„Thügida“ auf Expansionskurs
Aus dem flüchtlingsfeindlichen Zusammenschluss ist längst ein rechtsextremes Netzwerk entstanden, das über seine Thüringen und Sachsen hinaus aktiv ist – die Verbindungen reichen von neonazistischen Kreisen bis nahe an die AfD.

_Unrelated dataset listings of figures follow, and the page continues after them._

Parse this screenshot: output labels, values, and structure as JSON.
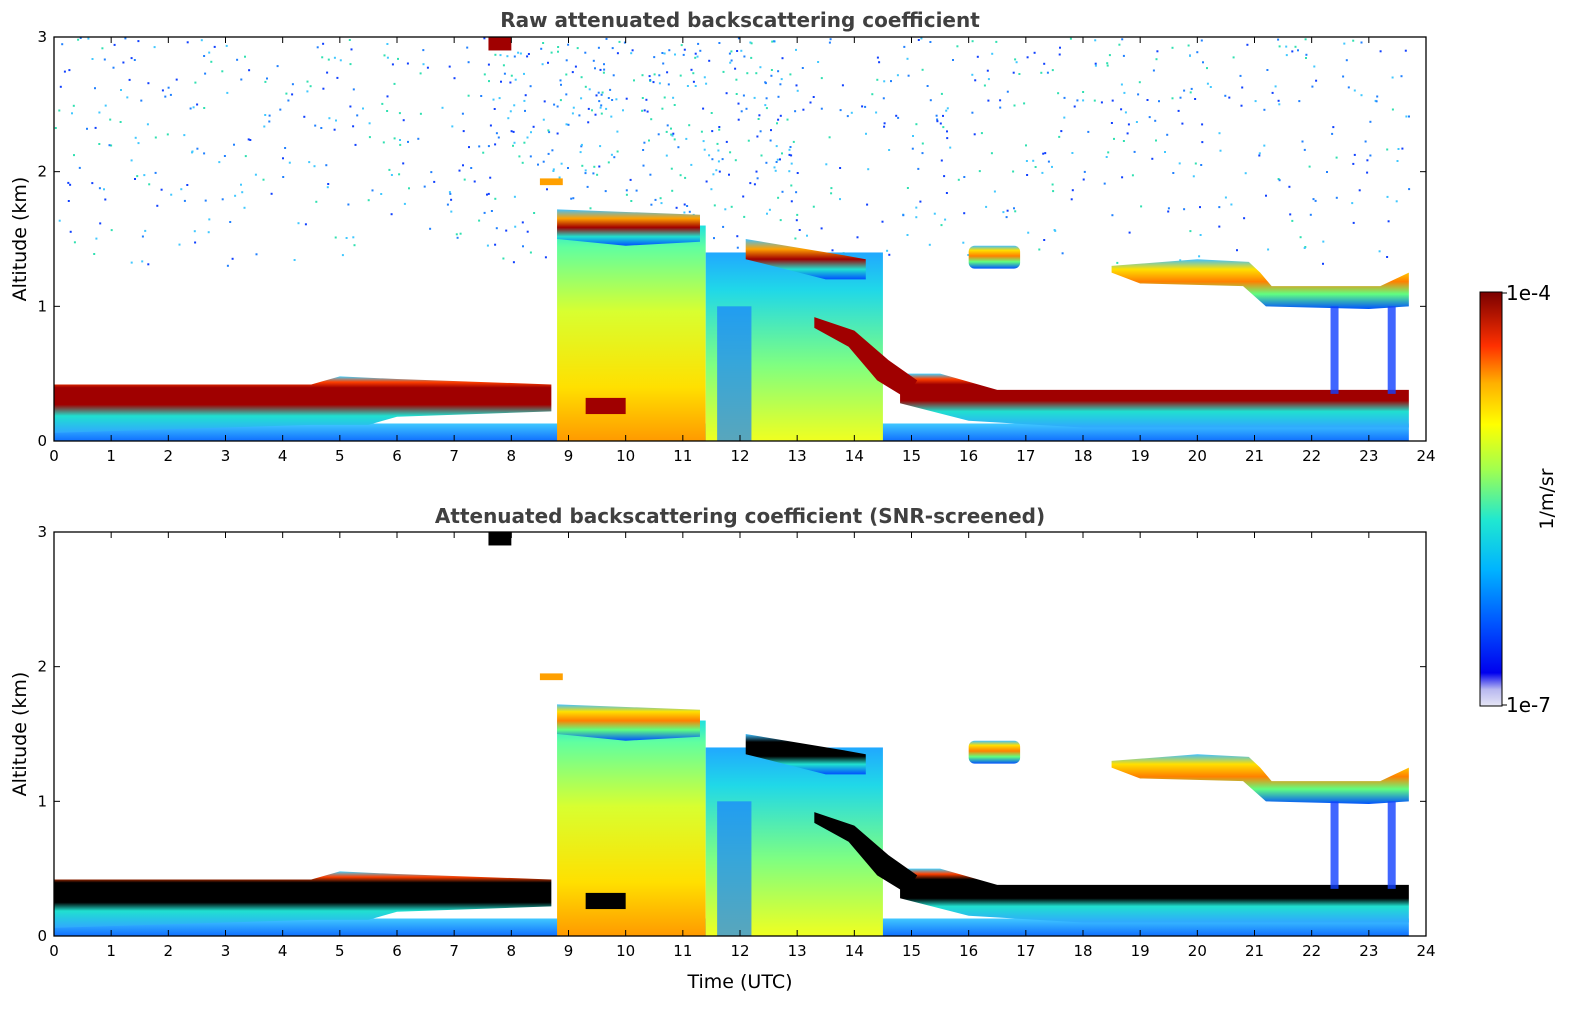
{
  "chart_data": [
    {
      "type": "heatmap",
      "title": "Raw attenuated backscattering coefficient",
      "xlabel": "",
      "ylabel": "Altitude (km)",
      "xlim": [
        0,
        24
      ],
      "ylim": [
        0,
        3
      ],
      "xticks": [
        "0",
        "1",
        "2",
        "3",
        "4",
        "5",
        "6",
        "7",
        "8",
        "9",
        "10",
        "11",
        "12",
        "13",
        "14",
        "15",
        "16",
        "17",
        "18",
        "19",
        "20",
        "21",
        "22",
        "23",
        "24"
      ],
      "yticks": [
        "0",
        "1",
        "2",
        "3"
      ],
      "layers": [
        {
          "name": "boundary layer",
          "x": [
            0,
            8.7
          ],
          "y": [
            0.1,
            0.4
          ],
          "level": "high"
        },
        {
          "name": "boundary layer",
          "x": [
            14.8,
            23.7
          ],
          "y": [
            0.12,
            0.35
          ],
          "level": "high"
        },
        {
          "name": "aerosol column",
          "x": [
            8.8,
            11.3
          ],
          "y": [
            0,
            1.6
          ],
          "level": "medium"
        },
        {
          "name": "aerosol column",
          "x": [
            11.3,
            14.5
          ],
          "y": [
            0,
            1.4
          ],
          "level": "medium-low"
        },
        {
          "name": "cloud layer",
          "x": [
            9,
            11.3
          ],
          "y": [
            1.45,
            1.65
          ],
          "level": "high"
        },
        {
          "name": "cloud layer",
          "x": [
            12,
            14
          ],
          "y": [
            1.25,
            1.45
          ],
          "level": "high"
        },
        {
          "name": "cloud layer",
          "x": [
            16,
            16.9
          ],
          "y": [
            1.3,
            1.4
          ],
          "level": "medium-high"
        },
        {
          "name": "cloud layer",
          "x": [
            18.5,
            23.7
          ],
          "y": [
            1.0,
            1.3
          ],
          "level": "medium-high"
        },
        {
          "name": "descending layer",
          "x": [
            13.3,
            15
          ],
          "y": [
            0.3,
            0.9
          ],
          "level": "high"
        }
      ],
      "background": "sparse noise above 1.5 km"
    },
    {
      "type": "heatmap",
      "title": "Attenuated backscattering coefficient (SNR-screened)",
      "xlabel": "Time (UTC)",
      "ylabel": "Altitude (km)",
      "xlim": [
        0,
        24
      ],
      "ylim": [
        0,
        3
      ],
      "xticks": [
        "0",
        "1",
        "2",
        "3",
        "4",
        "5",
        "6",
        "7",
        "8",
        "9",
        "10",
        "11",
        "12",
        "13",
        "14",
        "15",
        "16",
        "17",
        "18",
        "19",
        "20",
        "21",
        "22",
        "23",
        "24"
      ],
      "yticks": [
        "0",
        "1",
        "2",
        "3"
      ],
      "layers": [
        {
          "name": "boundary layer (saturated)",
          "x": [
            0,
            8.7
          ],
          "y": [
            0.1,
            0.4
          ],
          "level": "above range"
        },
        {
          "name": "boundary layer (saturated)",
          "x": [
            14.8,
            23.7
          ],
          "y": [
            0.12,
            0.35
          ],
          "level": "above range"
        },
        {
          "name": "aerosol column",
          "x": [
            8.8,
            11.3
          ],
          "y": [
            0,
            1.6
          ],
          "level": "medium"
        },
        {
          "name": "aerosol column",
          "x": [
            11.3,
            14.5
          ],
          "y": [
            0,
            1.4
          ],
          "level": "medium-low"
        },
        {
          "name": "cloud layer",
          "x": [
            9,
            11.3
          ],
          "y": [
            1.45,
            1.65
          ],
          "level": "high"
        },
        {
          "name": "cloud layer",
          "x": [
            12,
            14
          ],
          "y": [
            1.25,
            1.45
          ],
          "level": "above range"
        },
        {
          "name": "cloud layer",
          "x": [
            16,
            16.9
          ],
          "y": [
            1.3,
            1.4
          ],
          "level": "medium-high"
        },
        {
          "name": "cloud layer",
          "x": [
            18.5,
            23.7
          ],
          "y": [
            1.0,
            1.3
          ],
          "level": "medium-high"
        }
      ],
      "background": "screened (white)"
    }
  ],
  "colorbar": {
    "label": "1/m/sr",
    "max_label": "1e-4",
    "min_label": "1e-7",
    "range": [
      1e-07,
      0.0001
    ],
    "scale": "log",
    "colormap": "jet"
  }
}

Das überparteilich auftretende rechtsextreme Bündnis „Thügida“ expandiert weiter mit seinem Aktionsradius. Die Gruppierung, die seit vergangenem Herbst offiziell unter der Vereinsform agiert, bezeichnet sich selbst als Volksbewegung und ist schon lange nicht mehr nur auf Aktivitäten in Thüringen beschränkt. Aus anfänglichen Protesten gegen Flüchtlinge ist längst ein Agitieren gegen Regierende, Establishment und die Demokratie geworden. Ganz offen ruft Alexander Kurth als einer der federführenden „Thügida“-Köpfe per Videoclip zur Überwindung des Systems auf. Außerdem werden martialische Aktionen an historischen Daten der NS-Zeit zelebriert, so die Aufmärsche in Jena vom April und November vergangenen Jahres. (bnr.de berichtete hier und hier) Mit solch nationalsozialistischer Attitüde schafft man Anschlussmöglichkeiten für neonazistische Kreise.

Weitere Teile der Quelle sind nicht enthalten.